Philadelphia rookie Aaron Nola pitched a career-high eight innings and allowed only one runner to advance beyond first base, helping the Phillies beat Conley and the Marlins 2-0 to tighten the race for next year’s top draft pick.
By winning the final three games in the four-game series, the Phillies moved into a tie with Miami for the worst record in the majors (50-74). Philadelphia is 21-12 since the All-Star break.
Conley (1-1) allowed one run while pitching a career-high six innings. He walked four, but the Phillies went 0 for 5 with runners in scoring position against him.
The left-hander retired the final seven batters he faced.

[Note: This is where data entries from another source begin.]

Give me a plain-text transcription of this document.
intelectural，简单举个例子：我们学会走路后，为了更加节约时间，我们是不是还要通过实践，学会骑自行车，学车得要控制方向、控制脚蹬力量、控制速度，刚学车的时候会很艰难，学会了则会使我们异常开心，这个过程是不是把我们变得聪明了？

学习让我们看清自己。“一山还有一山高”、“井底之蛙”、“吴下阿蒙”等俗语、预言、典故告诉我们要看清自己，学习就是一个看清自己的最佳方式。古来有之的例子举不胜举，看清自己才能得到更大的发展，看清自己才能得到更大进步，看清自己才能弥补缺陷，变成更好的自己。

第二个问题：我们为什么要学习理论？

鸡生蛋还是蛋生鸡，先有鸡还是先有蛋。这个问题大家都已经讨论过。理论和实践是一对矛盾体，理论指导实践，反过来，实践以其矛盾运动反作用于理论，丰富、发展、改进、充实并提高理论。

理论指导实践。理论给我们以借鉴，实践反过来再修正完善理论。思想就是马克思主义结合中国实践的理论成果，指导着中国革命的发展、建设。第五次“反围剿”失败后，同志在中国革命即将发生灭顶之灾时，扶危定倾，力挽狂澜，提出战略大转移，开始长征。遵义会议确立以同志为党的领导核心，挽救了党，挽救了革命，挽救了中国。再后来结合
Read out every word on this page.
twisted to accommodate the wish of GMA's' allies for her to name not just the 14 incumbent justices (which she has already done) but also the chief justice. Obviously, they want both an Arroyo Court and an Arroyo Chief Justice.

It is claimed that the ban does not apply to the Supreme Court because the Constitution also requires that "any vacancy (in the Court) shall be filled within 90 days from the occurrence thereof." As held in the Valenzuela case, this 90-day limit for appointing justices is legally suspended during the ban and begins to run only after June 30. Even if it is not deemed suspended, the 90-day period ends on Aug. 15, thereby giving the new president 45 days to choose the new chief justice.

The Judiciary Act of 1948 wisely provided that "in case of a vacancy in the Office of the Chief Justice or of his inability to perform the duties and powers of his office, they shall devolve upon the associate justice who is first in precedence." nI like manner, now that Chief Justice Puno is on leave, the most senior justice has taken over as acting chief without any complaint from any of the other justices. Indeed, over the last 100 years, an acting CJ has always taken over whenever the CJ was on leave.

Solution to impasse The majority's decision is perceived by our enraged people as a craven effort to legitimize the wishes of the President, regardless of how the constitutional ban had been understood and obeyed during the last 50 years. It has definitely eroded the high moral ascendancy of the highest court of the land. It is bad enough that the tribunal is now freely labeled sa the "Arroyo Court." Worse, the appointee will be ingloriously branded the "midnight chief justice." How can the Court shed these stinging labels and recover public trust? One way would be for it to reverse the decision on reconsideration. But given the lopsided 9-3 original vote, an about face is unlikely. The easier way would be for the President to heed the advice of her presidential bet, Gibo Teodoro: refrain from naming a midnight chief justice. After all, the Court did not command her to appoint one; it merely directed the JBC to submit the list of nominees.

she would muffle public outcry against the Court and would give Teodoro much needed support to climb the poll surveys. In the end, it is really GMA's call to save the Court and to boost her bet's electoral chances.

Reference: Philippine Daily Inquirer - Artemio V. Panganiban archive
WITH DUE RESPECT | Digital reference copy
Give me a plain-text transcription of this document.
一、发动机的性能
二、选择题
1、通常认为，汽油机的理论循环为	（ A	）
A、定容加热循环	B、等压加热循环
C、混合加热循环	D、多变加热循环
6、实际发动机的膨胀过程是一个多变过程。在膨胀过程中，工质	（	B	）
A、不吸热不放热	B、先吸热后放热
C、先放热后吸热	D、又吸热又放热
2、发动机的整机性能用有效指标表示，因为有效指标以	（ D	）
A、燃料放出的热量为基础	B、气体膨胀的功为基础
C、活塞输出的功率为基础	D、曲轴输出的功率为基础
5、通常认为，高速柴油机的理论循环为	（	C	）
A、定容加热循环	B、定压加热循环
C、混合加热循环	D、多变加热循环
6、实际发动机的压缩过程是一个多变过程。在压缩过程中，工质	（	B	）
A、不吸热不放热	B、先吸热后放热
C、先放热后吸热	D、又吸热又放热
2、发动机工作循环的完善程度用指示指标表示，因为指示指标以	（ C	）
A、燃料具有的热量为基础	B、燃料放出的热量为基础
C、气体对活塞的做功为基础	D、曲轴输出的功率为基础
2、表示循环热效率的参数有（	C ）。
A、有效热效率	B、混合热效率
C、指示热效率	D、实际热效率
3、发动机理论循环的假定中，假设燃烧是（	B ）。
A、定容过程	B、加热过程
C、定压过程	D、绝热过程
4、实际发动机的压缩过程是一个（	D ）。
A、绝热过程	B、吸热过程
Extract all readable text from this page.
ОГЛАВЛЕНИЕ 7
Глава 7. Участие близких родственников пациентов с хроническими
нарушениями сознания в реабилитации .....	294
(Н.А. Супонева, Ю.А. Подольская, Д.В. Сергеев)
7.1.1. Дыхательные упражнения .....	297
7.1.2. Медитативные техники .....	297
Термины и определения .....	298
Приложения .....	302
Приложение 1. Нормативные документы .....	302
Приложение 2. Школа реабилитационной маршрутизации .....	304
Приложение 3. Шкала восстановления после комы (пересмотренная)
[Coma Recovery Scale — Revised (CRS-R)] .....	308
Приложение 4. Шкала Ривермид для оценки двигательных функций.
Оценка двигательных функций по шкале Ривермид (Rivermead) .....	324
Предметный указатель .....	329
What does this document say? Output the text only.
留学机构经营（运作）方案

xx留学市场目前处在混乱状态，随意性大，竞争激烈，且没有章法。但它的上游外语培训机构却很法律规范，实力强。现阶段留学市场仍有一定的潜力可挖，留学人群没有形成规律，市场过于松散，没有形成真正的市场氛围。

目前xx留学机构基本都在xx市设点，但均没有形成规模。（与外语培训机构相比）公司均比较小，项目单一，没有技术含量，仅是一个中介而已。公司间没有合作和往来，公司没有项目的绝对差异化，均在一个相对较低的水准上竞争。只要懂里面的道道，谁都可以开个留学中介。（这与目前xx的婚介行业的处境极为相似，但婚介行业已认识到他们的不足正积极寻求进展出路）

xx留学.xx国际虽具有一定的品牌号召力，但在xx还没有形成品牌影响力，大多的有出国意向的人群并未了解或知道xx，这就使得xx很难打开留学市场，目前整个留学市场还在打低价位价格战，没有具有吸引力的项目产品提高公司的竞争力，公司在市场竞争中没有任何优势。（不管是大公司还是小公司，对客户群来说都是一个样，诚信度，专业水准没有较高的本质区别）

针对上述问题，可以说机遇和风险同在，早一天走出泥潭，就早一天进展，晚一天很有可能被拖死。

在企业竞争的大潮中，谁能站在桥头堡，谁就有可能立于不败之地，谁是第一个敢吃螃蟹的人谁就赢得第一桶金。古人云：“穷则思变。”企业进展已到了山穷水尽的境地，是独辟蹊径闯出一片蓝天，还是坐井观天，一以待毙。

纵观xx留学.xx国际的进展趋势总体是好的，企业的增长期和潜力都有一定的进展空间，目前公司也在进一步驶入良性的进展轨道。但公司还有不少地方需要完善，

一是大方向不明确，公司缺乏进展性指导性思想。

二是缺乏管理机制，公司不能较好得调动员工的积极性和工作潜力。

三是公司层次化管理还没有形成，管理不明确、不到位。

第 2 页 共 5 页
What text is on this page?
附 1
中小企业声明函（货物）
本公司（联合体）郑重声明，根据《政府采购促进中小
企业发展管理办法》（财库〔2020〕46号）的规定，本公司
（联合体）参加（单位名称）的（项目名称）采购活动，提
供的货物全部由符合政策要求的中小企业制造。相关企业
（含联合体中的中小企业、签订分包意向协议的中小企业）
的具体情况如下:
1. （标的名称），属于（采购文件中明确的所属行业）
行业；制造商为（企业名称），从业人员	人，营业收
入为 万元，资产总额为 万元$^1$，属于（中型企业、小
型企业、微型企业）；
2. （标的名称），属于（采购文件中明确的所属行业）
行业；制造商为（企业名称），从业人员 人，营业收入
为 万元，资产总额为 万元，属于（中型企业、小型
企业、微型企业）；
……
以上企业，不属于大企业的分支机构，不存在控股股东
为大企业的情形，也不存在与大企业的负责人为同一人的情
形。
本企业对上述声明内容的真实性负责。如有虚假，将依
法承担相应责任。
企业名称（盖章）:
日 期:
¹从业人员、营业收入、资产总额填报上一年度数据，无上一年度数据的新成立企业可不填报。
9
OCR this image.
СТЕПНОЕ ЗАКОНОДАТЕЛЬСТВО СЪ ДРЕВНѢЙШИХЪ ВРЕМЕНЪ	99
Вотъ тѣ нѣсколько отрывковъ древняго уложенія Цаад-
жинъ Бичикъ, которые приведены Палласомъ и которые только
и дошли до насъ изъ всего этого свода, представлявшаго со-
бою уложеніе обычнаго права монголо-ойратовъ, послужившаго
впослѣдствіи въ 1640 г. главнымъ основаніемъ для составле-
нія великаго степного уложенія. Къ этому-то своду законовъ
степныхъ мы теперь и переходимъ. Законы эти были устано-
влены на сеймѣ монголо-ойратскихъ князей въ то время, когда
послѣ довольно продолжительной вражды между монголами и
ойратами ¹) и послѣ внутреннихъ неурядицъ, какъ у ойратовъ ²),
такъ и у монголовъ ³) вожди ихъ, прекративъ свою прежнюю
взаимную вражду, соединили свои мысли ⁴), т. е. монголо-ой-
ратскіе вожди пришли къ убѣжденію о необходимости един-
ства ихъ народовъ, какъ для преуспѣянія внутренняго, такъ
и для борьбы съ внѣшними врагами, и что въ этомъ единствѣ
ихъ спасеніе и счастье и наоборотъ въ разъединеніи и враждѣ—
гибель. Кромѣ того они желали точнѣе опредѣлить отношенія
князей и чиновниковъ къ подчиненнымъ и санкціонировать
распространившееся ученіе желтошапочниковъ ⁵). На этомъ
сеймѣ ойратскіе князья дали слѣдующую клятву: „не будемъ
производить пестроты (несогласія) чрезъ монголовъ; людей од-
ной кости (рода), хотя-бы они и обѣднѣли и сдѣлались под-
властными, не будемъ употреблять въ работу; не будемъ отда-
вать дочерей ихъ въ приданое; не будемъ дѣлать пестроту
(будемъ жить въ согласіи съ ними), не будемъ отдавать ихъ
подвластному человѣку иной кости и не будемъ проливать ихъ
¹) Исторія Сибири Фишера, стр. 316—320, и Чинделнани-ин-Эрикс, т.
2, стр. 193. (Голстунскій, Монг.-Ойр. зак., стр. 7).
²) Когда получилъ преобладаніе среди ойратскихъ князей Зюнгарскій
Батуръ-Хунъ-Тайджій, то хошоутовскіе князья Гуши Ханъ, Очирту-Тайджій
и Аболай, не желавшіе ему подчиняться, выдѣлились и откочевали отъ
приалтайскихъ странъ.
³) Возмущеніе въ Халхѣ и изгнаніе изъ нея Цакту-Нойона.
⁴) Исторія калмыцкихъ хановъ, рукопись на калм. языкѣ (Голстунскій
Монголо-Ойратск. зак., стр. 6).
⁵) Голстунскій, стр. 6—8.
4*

"Today started out pretty rough," he said, "but I was able to find some momentum toward the end."
But for a change, the Marlins’ bats didn’t give Conley any help.
"It’s not going to happen every time for us," he said, "but the mission is still the same."
Miami scored a total of three runs in the final three games of the series.
"To waste good starting pitching is frustrating," manager Dan Jennings said.
Nola (4-1) allowed three hits, walked two and struck out six while throwing a career-high 100 pitches. The Phillies’ 2014 first-round draft choice lowered his ERA to 3.59 and improved to 4-0 in his past six starts.
The Marlins managed only three singles off the right-hander.
"We just couldn’t figure out Nola. He pitched a heck of a game," Jennings said. "He’s got a good breaking ball he commands, and he commanded it all day — a wide sweeping breaking ball."
Nola, who has benefited from excellent run support since he joined the Phils, this time made do with only a little help. Catcher Cameron Rupp hit his fifth home run and threw out two runners trying to steal. Aaron Altherr drove in the other run with a sacrifice fly.
Ken Giles pitched a perfect ninth for his 10th save in 13 chances, completing the Phillies’ fifth shutout this year.
"We’re having fun playing," Rupp said. "We’re loose and everybody’s playing well, and that makes it a lot easier to come to the ballpark."
Miami’s Dee Gordon, who came into the game leading the majors in batting and hits, went 1 for 4 to drop his average to .335.
The game drew a crowd of 22,693 on Dontrelle Willis and Juan Pierre Day to honor two members of the Marlins’ 2003 World Series championship team. Among those not attending was Willis, who canceled because of a conflict.
RHP Tom Koehler (8-11, 4.02) is scheduled to start Monday for the Marlins when they open a four-game series at home against Pittsburgh and LHP J.A. Happ (1-1, 2.87). The Pirates swept an earlier three-game set between the two teams.